Background: Perseveration - repetition of words, phrases or questions in speech - is commonly
described in Alzheimer’s disease (AD). Measuring perseveration is difficult, but may index cognitive
performance, aiding diagnosis and disease monitoring. Continuous recording of speech would
produce a large quantity of data requiring painstaking manual analysis, and risk violating patients’ and
others’ privacy. A secure record and an automated approach to analysis are required.

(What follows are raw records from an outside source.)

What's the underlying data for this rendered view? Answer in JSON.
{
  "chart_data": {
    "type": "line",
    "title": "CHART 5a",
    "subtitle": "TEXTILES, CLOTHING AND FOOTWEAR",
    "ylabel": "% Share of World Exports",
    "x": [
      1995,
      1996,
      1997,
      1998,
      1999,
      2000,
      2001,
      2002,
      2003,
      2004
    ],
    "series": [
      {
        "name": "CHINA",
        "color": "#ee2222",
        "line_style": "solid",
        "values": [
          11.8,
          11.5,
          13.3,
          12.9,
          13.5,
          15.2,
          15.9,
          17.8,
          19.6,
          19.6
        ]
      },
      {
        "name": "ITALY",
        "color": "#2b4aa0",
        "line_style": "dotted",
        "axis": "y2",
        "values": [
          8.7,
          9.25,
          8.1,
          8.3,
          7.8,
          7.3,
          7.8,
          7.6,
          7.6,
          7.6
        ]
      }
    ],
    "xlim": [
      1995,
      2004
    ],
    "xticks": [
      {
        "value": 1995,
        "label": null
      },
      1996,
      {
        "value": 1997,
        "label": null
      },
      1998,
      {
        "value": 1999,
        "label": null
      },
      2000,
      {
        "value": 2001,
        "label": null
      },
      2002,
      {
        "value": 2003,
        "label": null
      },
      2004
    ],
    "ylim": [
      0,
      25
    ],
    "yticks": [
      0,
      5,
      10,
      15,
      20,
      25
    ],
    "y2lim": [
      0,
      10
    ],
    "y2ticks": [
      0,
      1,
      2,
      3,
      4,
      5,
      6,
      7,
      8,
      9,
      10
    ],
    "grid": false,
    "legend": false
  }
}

Objectives: To record bone-conducted acoustic energy fluctuations from a subject’s vocal apparatus using
an accelerometer, to describe the recording and analysis stages in detail, and demonstrate that the
approach is feasible in AD.
Methods: Speech-related vibration was captured by an accelerometer, affixed above the temporomandibular
joint. Healthy subjects read a script with embedded repetitions. Features were extracted from
recorded signals and combined using Principal Component Analysis to obtain a one-dimensional representation
of the feature vector. Motif discovery techniques were used to detect repeated segments. The
equipment was tested in AD patients to determine device acceptability and recording quality.
Results: Comparison with the known location of embedded motifs suggests that, with appropriate parameter
tuning, the motif discovery method can detect repetitions. The device was acceptable to patients
and produced adequate signal quality in their home environments.
Conclusion: We established that continuously recording bone-conducted speech and detecting perseverative
patterns were both possible. In future studies we plan to associate the frequency of verbal
repetitions with stage, progression and type of dementia. It is possible that the method could contribute
to the assessment of disease-modifying treatments.